Stephen Bates fell off a ladder while painting his house. Hey - anyone could do it. This accident caused him a serious fracture to his leg. He paints an honest picture of a health service under strain, but delivering decent care and - this is the important bit - removing the fear from illness and injury.
I have so far spent three weeks in hospital, had four operations under general anaesthetic, daily home visits from district nurses and face weeks, if not months, of more care. Yet I have never been asked for my credit card or insurance documents before treatment, as I was the only time I fell ill while visiting the in-laws in the US. No one has murmured that this treatment or that service might be a little on the expensive side, or will incur a delay. And no one – despite what conservative Republicans allege – has yet questioned whether my life is still worth living, or whether amputation would be cheaper. I can't tell what my treatment has cost the NHS, but I have some idea what it might have been in the US thanks to the in-laws' doctor, who gave an estimate based on prices in Houston. The figures are eye-watering. She reckons: $12,000 per operation; up to $3,500 for anaesthetics each time; hospital at $500 a day and ambulance $300 a trip. That's not counting the cost of medicine. It adds up to more than $76,000, or at least £47,000. We'd have had to sell the house I was so rashly attempting to paint.
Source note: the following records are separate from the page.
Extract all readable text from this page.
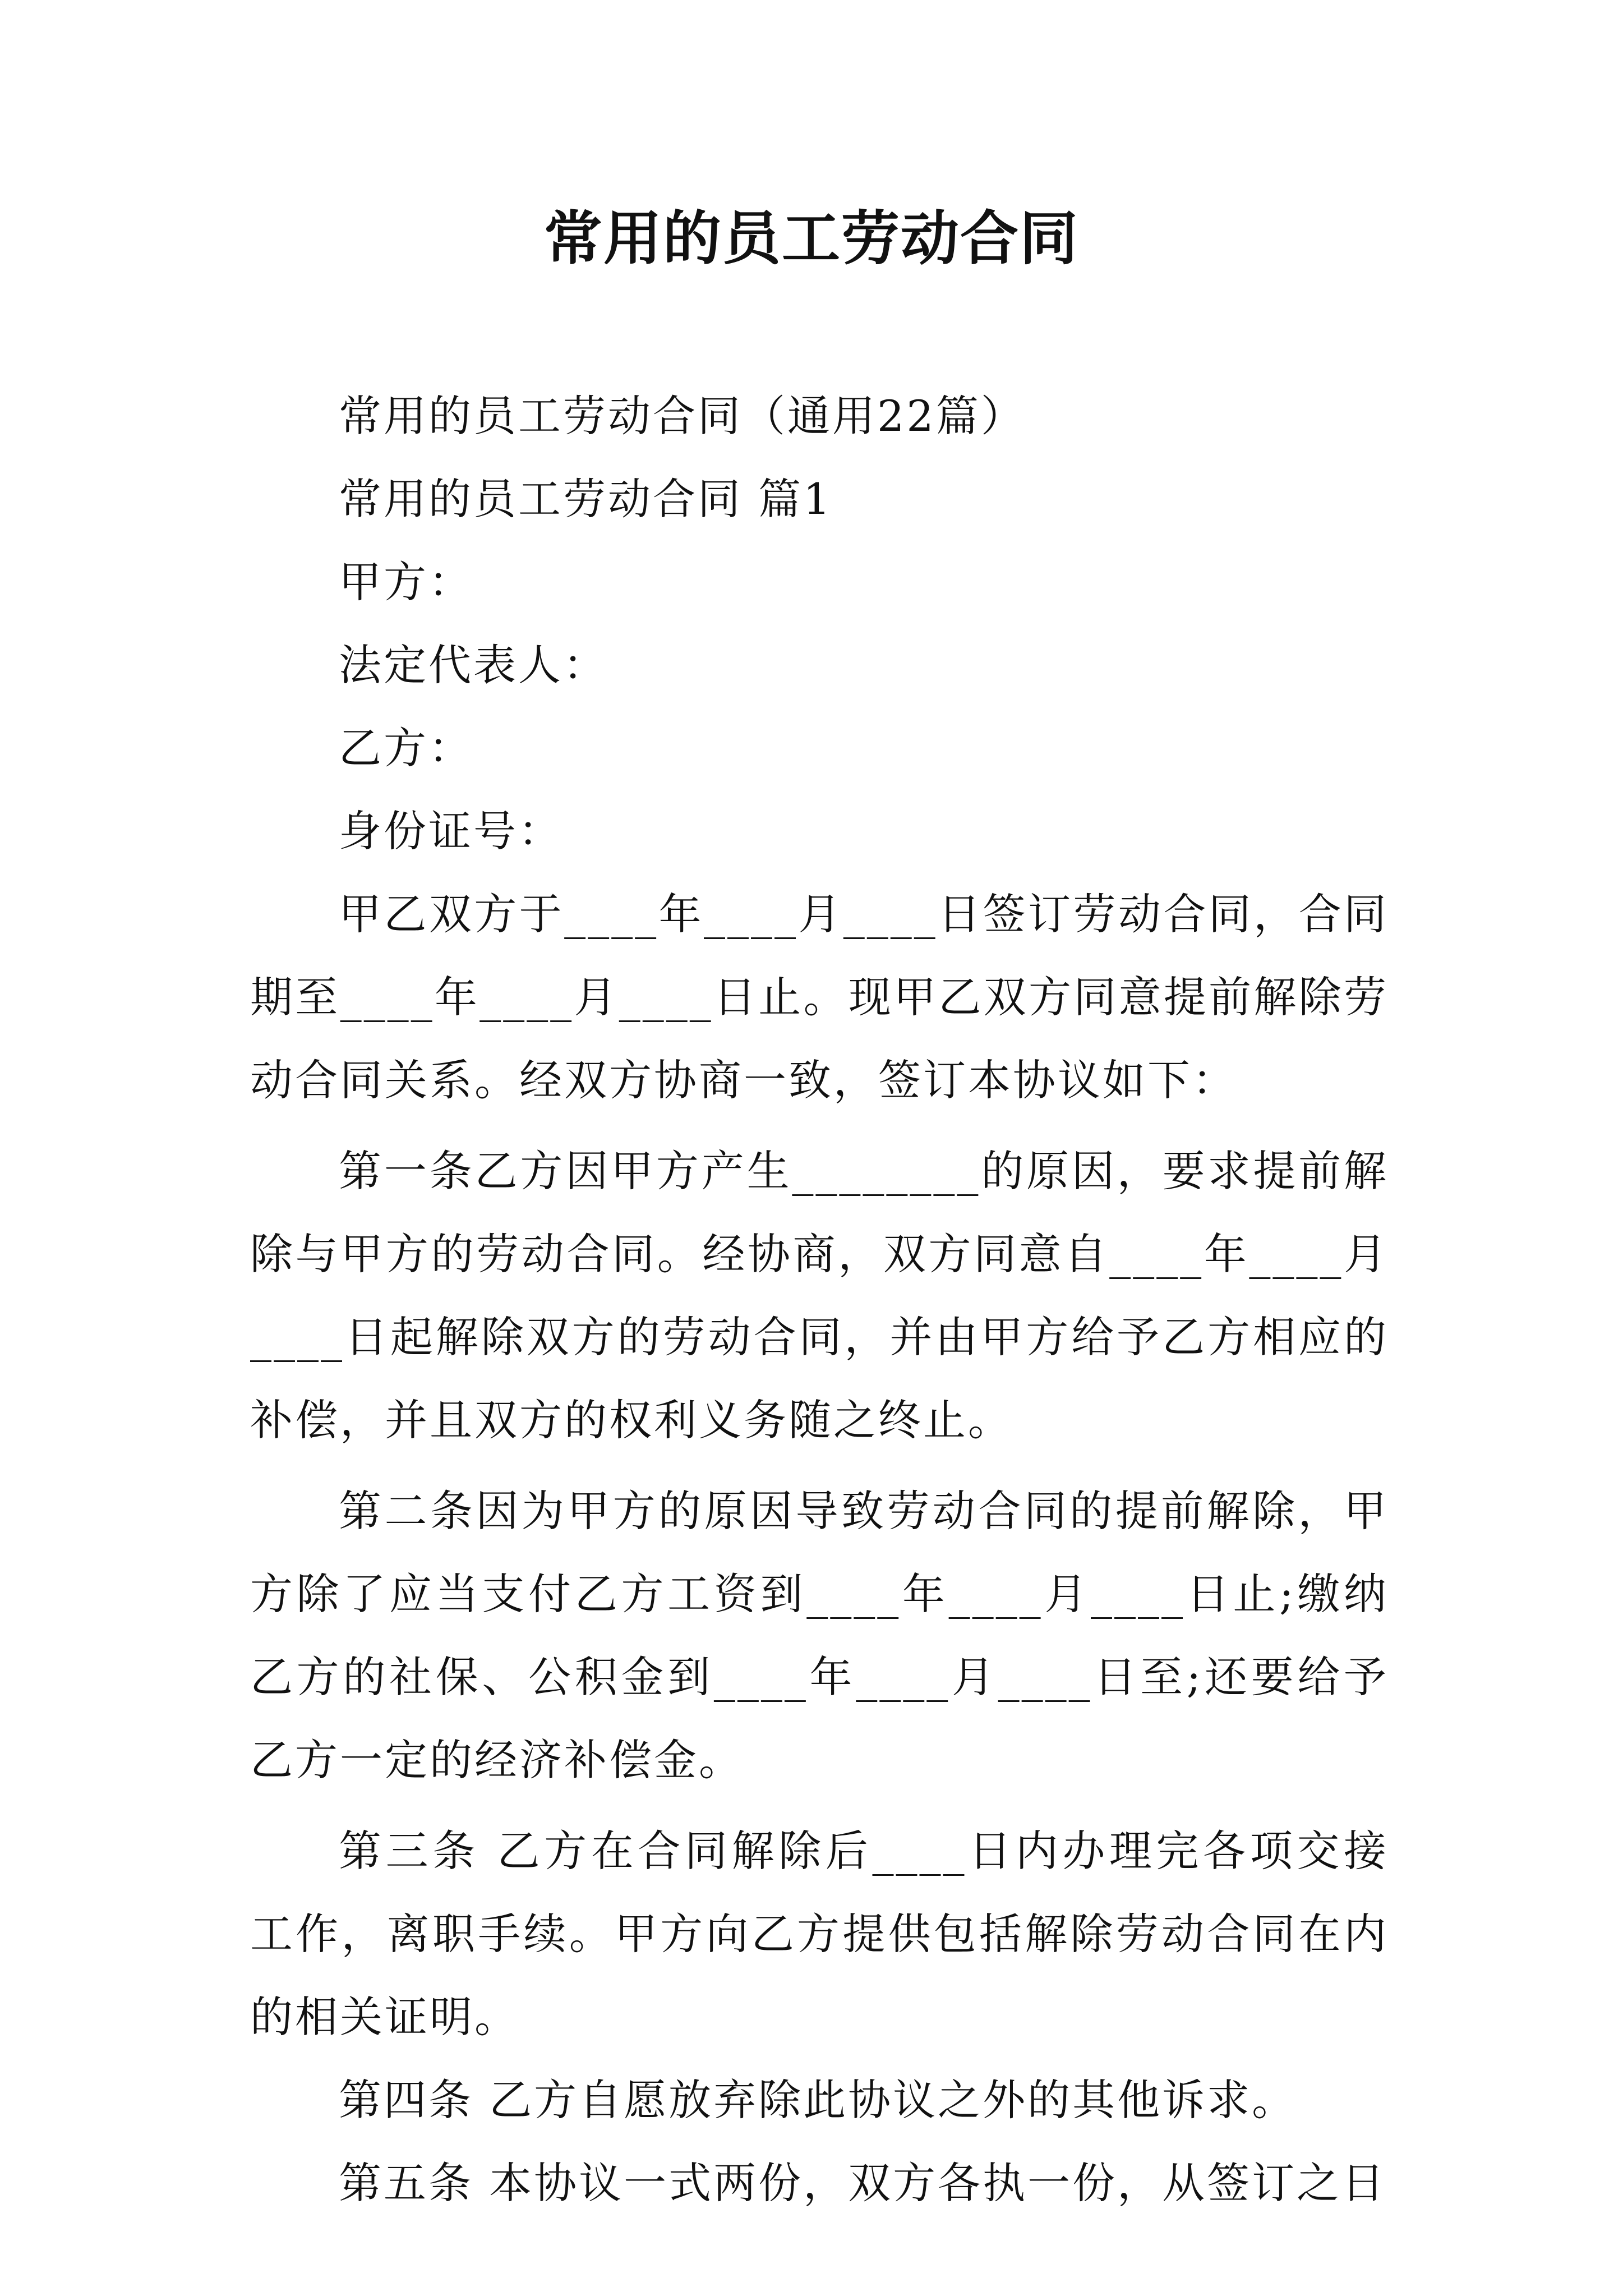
常用的员工劳动合同

常用的员工劳动合同（通用22篇）

常用的员工劳动合同 篇1

甲方：

法定代表人：

乙方：

身份证号：

甲乙双方于____年____月____日签订劳动合同，合同期至____年____月____日止。现甲乙双方同意提前解除劳动合同关系。经双方协商一致，签订本协议如下：

第一条乙方因甲方产生________的原因，要求提前解除与甲方的劳动合同。经协商，双方同意自____年____月____日起解除双方的劳动合同，并由甲方给予乙方相应的补偿，并且双方的权利义务随之终止。

第二条因为甲方的原因导致劳动合同的提前解除，甲方除了应当支付乙方工资到____年____月____日止;缴纳乙方的社保、公积金到____年____月____日至;还要给予乙方一定的经济补偿金。

第三条 乙方在合同解除后____日内办理完各项交接工作，离职手续。甲方向乙方提供包括解除劳动合同在内的相关证明。

第四条 乙方自愿放弃除此协议之外的其他诉求。

第五条 本协议一式两份，双方各执一份，从签订之日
There's also an interesting comment added onto the original article, from a MarcoScorce
I live in the US, and in June my employer terminated the health insurance benefits, with three days of warning. After 19 years of health insurance I saw the monthly cost going from $350 to $1200 for a family of 6., and now with 3 days of warning, I was with no insurance and 4 kids at home. While shopping around for a private health insurance, on June 15th I was in a car accident, I was not at fault, the other guy lost control and hit my car. In the ER, as soon as they found out I was uninsured, they "stabilized" me, pumped me up with heavy-duty pain killer, and released me the same afternoon. I had three broken vertebrae in my neck. After a few days, of agonizing pain, I went to see a doctor. To make it short, urgent surgery was needed to avoid being paralyzed for life. $60,000 dollars later, I am at home, partially healed, in debt for $50K (friends and family pitched in and loaned me the $$, surgery could not be postponed, now I would love to pay the money back, but I do not have that amount of cash on hand. Auto insurance will come into play, but it could be up to two years before they pay, and even then it will not be for the full amount. The other guy had minimal insurance, and my insurance added up does not cover the total amount I spent, so far in excess of $60K. And I will probably have to hire an attorney for the legal fight, and that alone will cost me about 40% of anything that will be recovered from the insurance. In the meantime I have been making calls to finally acquire health insurance, but all the company I called so far, either refused to insure me or priced me out of the policy, because of
the injuries in the car accident. So, now I am still uninsured, not of my own will, still somewhat hurt, $50k in debt, spent $10k of my cash reserve, and mad as hell.
That first line is one of the major drivers behind the healthcare plan - while there are currently 40 million or so uninsured Americans, that number is likely to rocket as companies withdraw their healthcare benefits or restrict them to existing scheme members only - rather like the current company action over final salary pension schemes in this country. Many millions more could find themselves without protection for themselves and their families and something has to be done and quickly.
This poor guy ended up $60k in debt through no fault of his own.